Z informacji Związku Banków Polskich wynika, że obecnie większość banków zrezygnowało z zakładania lokat terminowych dla firm, co jest efektem decyzji Rady Polityki Pieniężnej o obniżce głównej stawki referencyjnej do 0,1 proc.

"Jeżeli firmy nie mogą trzymać pieniędzy na lokatach to utrzymują je na rachunkach, które są nieoprocentowane i dodatkowo ponoszą koszty trzymania pieniędzy w banku" - powiedział Turek.

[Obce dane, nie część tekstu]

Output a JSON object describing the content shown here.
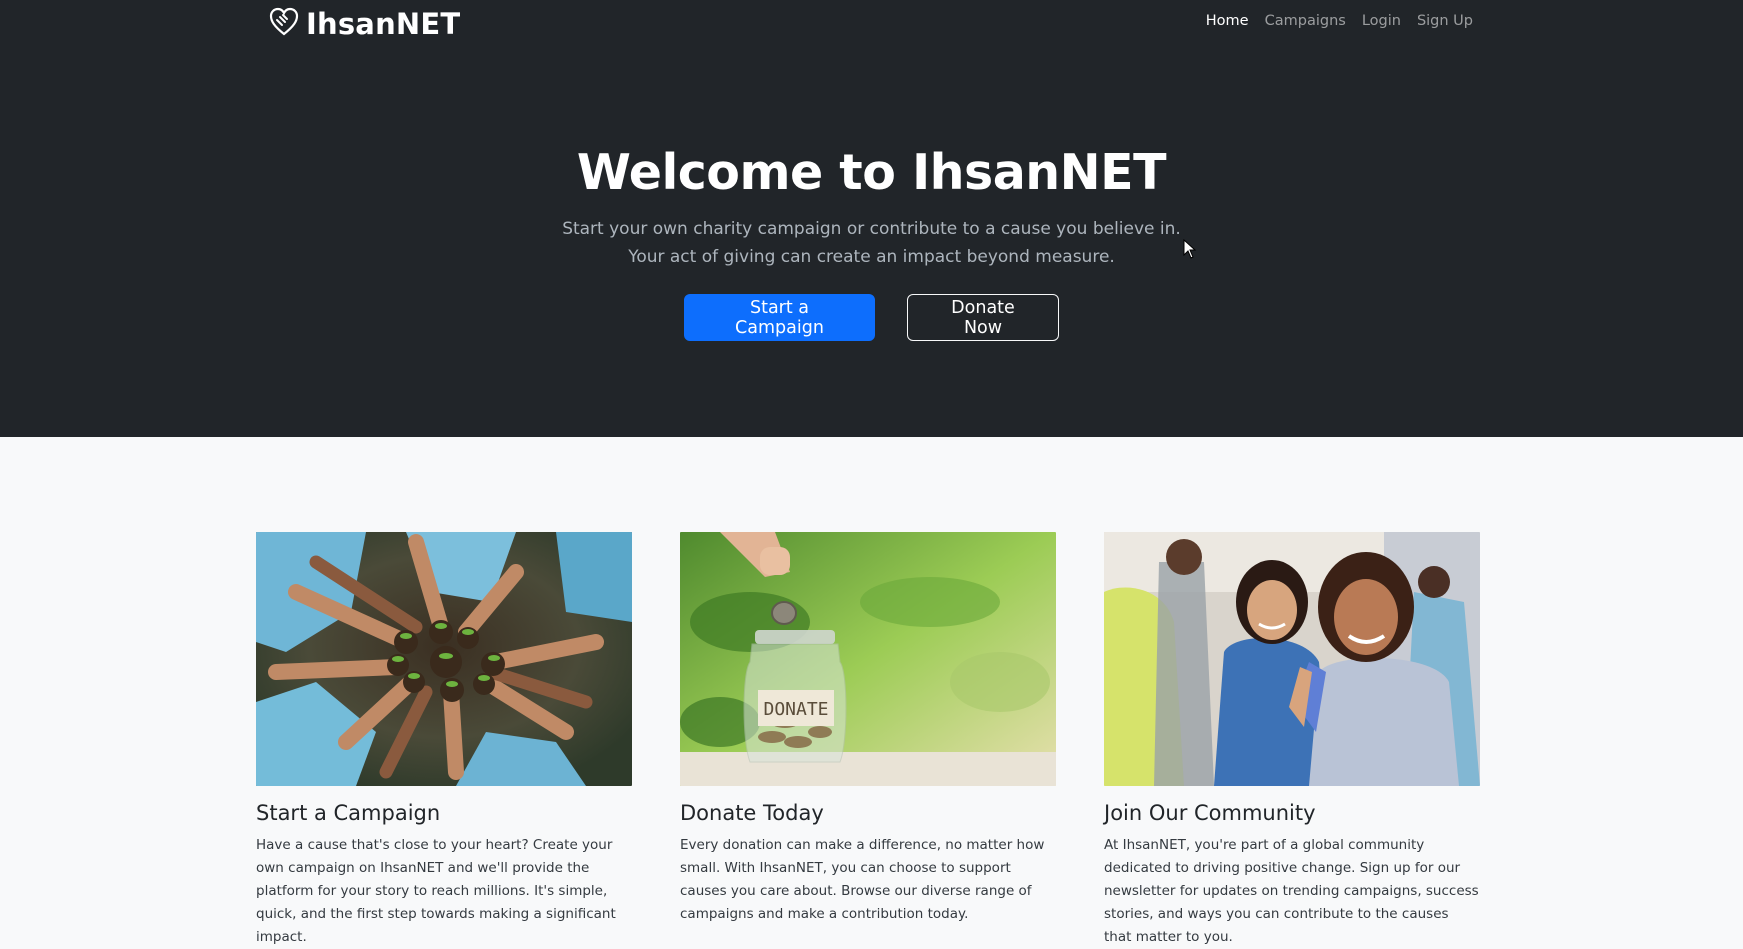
{
  "brand": {
    "name": "IhsanNET",
    "icon": "heart-hand-icon"
  },
  "nav": {
    "items": [
      {
        "label": "Home",
        "active": true
      },
      {
        "label": "Campaigns",
        "active": false
      },
      {
        "label": "Login",
        "active": false
      },
      {
        "label": "Sign Up",
        "active": false
      }
    ]
  },
  "hero": {
    "title": "Welcome to IhsanNET",
    "lead_line1": "Start your own charity campaign or contribute to a cause you believe in.",
    "lead_line2": "Your act of giving can create an impact beyond measure.",
    "primary_button": "Start a Campaign",
    "secondary_button": "Donate Now"
  },
  "features": [
    {
      "title": "Start a Campaign",
      "text": "Have a cause that's close to your heart? Create your own campaign on IhsanNET and we'll provide the platform for your story to reach millions. It's simple, quick, and the first step towards making a significant impact.",
      "image": "volunteers-holding-seedlings"
    },
    {
      "title": "Donate Today",
      "text": "Every donation can make a difference, no matter how small. With IhsanNET, you can choose to support causes you care about. Browse our diverse range of campaigns and make a contribution today.",
      "image": "coin-into-donate-jar",
      "jar_label": "DONATE"
    },
    {
      "title": "Join Our Community",
      "text": "At IhsanNET, you're part of a global community dedicated to driving positive change. Sign up for our newsletter for updates on trending campaigns, success stories, and ways you can contribute to the causes that matter to you.",
      "image": "volunteer-and-girl-high-five"
    }
  ],
  "colors": {
    "dark": "#212529",
    "primary": "#0d6efd",
    "light": "#f8f9fa",
    "muted": "#adb5bd"
  }
}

"Z punktu widzenia firm najprostszym rozwiązaniem byłoby albo kupienie jednostek funduszy rynku pieniężnego, które są zamienną formą, w miarę bezpieczną, która powinna dawać niewielki, ale jednak jakiś zwrot. Druga możliwość to kupno obligacji skarbu państwa" - dodał.

Reklama

Jego zdaniem niskie oprocentowania może też skłonić firmy do zwiększenia skali inwestycji.

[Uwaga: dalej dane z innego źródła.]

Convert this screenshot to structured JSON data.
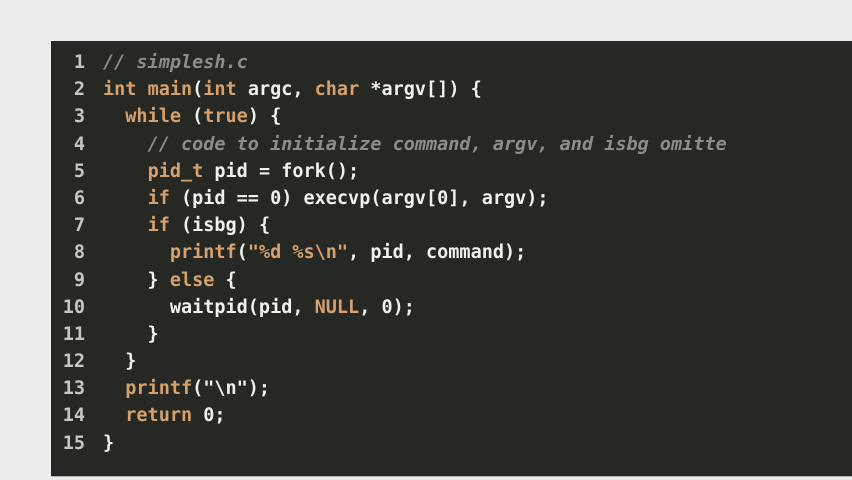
{
  "editor": {
    "lines": [
      {
        "n": "1",
        "parts": [
          {
            "t": "// simplesh.c",
            "c": "cm"
          }
        ]
      },
      {
        "n": "2",
        "parts": [
          {
            "t": "int",
            "c": "kw"
          },
          {
            "t": " ",
            "c": "txt"
          },
          {
            "t": "main",
            "c": "kw"
          },
          {
            "t": "(",
            "c": "txt"
          },
          {
            "t": "int",
            "c": "kw"
          },
          {
            "t": " argc, ",
            "c": "txt"
          },
          {
            "t": "char",
            "c": "kw"
          },
          {
            "t": " *argv[]) {",
            "c": "txt"
          }
        ]
      },
      {
        "n": "3",
        "parts": [
          {
            "t": "  ",
            "c": "txt"
          },
          {
            "t": "while",
            "c": "kw"
          },
          {
            "t": " (",
            "c": "txt"
          },
          {
            "t": "true",
            "c": "kw"
          },
          {
            "t": ") {",
            "c": "txt"
          }
        ]
      },
      {
        "n": "4",
        "parts": [
          {
            "t": "    ",
            "c": "txt"
          },
          {
            "t": "// code to initialize command, argv, and isbg omitte",
            "c": "cm"
          }
        ]
      },
      {
        "n": "5",
        "parts": [
          {
            "t": "    ",
            "c": "txt"
          },
          {
            "t": "pid_t",
            "c": "kw"
          },
          {
            "t": " pid = fork();",
            "c": "txt"
          }
        ]
      },
      {
        "n": "6",
        "parts": [
          {
            "t": "    ",
            "c": "txt"
          },
          {
            "t": "if",
            "c": "kw"
          },
          {
            "t": " (pid == 0) execvp(argv[0], argv);",
            "c": "txt"
          }
        ]
      },
      {
        "n": "7",
        "parts": [
          {
            "t": "    ",
            "c": "txt"
          },
          {
            "t": "if",
            "c": "kw"
          },
          {
            "t": " (isbg) {",
            "c": "txt"
          }
        ]
      },
      {
        "n": "8",
        "parts": [
          {
            "t": "      ",
            "c": "txt"
          },
          {
            "t": "printf",
            "c": "kw"
          },
          {
            "t": "(",
            "c": "txt"
          },
          {
            "t": "\"%d %s\\n\"",
            "c": "st"
          },
          {
            "t": ", pid, command);",
            "c": "txt"
          }
        ]
      },
      {
        "n": "9",
        "parts": [
          {
            "t": "    } ",
            "c": "txt"
          },
          {
            "t": "else",
            "c": "kw"
          },
          {
            "t": " {",
            "c": "txt"
          }
        ]
      },
      {
        "n": "10",
        "parts": [
          {
            "t": "      waitpid(pid, ",
            "c": "txt"
          },
          {
            "t": "NULL",
            "c": "kw"
          },
          {
            "t": ", 0);",
            "c": "txt"
          }
        ]
      },
      {
        "n": "11",
        "parts": [
          {
            "t": "    }",
            "c": "txt"
          }
        ]
      },
      {
        "n": "12",
        "parts": [
          {
            "t": "  }",
            "c": "txt"
          }
        ]
      },
      {
        "n": "13",
        "parts": [
          {
            "t": "  ",
            "c": "txt"
          },
          {
            "t": "printf",
            "c": "kw"
          },
          {
            "t": "(\"\\n\");",
            "c": "txt"
          }
        ]
      },
      {
        "n": "14",
        "parts": [
          {
            "t": "  ",
            "c": "txt"
          },
          {
            "t": "return",
            "c": "kw"
          },
          {
            "t": " 0;",
            "c": "txt"
          }
        ]
      },
      {
        "n": "15",
        "parts": [
          {
            "t": "}",
            "c": "txt"
          }
        ]
      }
    ]
  }
}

"Sytuacja, kiedy firmy dysponują kapitałem, który jest nieoprocentowany powoduje, że będą szukały alternatywy. (...) Powiększenie skali działalności w sytuacji, kiedy kapitał jest bardzo tani, może być kuszące" - uważa Turek.

Zastrzegł jednocześnie, że zawsze istnieje niebezpieczeństwo związane z popytem, gdyż mamy obecnie niepewne czasy w związku z pandemią.